Bear with me a bit here. The five qualities above are each worth a blog article of their own. But short and sweet – if we accept that life is impermanent and constantly in flux, and we ourselves are constantly changing with it – then we are capable of adapting to anything, can learn and master ANYTHING we put our minds to. That’s an incredibly empowering thought. In fact, if we have a specific goal we want to accomplish – say, writing a book, or learning the piano, or getting more healthy physically – we can build a little habit and grow it steadily over time to reach that goal. And because we’re trying to learn like children do – without ego, without fear of failure, playing with new things and having fun – growth comes naturally. We’re learning from failure, and we’re persistent, because we have a clear goal and a solid plan.
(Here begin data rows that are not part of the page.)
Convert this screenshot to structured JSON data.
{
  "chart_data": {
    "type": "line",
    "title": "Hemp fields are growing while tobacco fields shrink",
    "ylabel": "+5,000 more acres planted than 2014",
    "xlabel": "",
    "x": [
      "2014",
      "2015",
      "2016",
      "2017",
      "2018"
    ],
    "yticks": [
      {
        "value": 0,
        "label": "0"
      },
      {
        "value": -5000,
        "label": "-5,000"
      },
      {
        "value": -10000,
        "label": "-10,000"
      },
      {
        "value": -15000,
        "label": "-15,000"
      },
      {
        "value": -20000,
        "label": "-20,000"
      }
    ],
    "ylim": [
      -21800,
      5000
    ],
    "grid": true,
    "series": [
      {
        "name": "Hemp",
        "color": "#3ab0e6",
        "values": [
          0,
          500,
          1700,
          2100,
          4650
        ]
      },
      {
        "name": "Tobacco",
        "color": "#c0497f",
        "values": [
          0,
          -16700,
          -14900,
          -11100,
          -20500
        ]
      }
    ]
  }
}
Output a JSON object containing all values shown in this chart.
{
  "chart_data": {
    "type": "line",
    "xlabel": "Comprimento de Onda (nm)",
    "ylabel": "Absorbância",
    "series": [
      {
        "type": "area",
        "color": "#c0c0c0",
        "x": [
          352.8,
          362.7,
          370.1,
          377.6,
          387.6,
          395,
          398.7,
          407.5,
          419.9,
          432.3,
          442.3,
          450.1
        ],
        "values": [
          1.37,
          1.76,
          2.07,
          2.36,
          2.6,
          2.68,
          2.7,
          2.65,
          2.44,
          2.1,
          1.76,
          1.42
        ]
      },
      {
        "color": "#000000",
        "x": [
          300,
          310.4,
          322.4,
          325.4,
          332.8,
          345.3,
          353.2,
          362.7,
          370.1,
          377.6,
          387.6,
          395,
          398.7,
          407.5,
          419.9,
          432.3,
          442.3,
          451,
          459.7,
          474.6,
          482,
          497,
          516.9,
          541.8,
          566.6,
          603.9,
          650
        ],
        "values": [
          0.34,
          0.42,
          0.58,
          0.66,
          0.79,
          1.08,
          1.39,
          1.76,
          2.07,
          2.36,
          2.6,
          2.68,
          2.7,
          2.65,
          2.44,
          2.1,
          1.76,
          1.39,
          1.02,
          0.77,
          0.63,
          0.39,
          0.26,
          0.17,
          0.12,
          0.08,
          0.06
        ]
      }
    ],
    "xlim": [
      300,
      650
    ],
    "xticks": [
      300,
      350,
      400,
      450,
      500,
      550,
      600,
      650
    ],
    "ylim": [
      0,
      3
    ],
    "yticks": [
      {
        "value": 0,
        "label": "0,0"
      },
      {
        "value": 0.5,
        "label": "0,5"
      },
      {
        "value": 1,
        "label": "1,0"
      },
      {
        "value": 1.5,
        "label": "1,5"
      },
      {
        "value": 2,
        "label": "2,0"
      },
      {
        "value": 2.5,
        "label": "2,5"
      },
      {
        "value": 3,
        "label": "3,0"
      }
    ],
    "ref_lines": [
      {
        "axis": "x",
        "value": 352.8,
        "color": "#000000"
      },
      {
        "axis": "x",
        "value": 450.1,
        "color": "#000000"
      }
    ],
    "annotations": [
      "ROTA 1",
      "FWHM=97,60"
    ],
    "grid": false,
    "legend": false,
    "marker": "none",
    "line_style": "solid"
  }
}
There’ll be days where we can do little or nothing, but we’re not going to burn out – because we forgive ourselves and realize plateaus are a part of life.

The fact is that AI is here to stay and it’s a disruptive change. It’s a threat, no question – but it’s also an opportunity. This is a great time to move away from the employee mindset, and think about creativity – making something new, something distinctively YOURS. AI and large language models are amazing tools, and they’re going to empower us to be creative and do meaningful, high impact work in ways we can’t even imagine. And the best part is, this field is brand new. The barriers will never be lower than this, the frameworks are still taking shape and will never be easier to adopt. So this is the perfect time to try something new in an exciting field where there’s nothing but upside. I can create and make art in my own way in this space, this month.

What new things will you try or learn about this month? I’m excited to find out!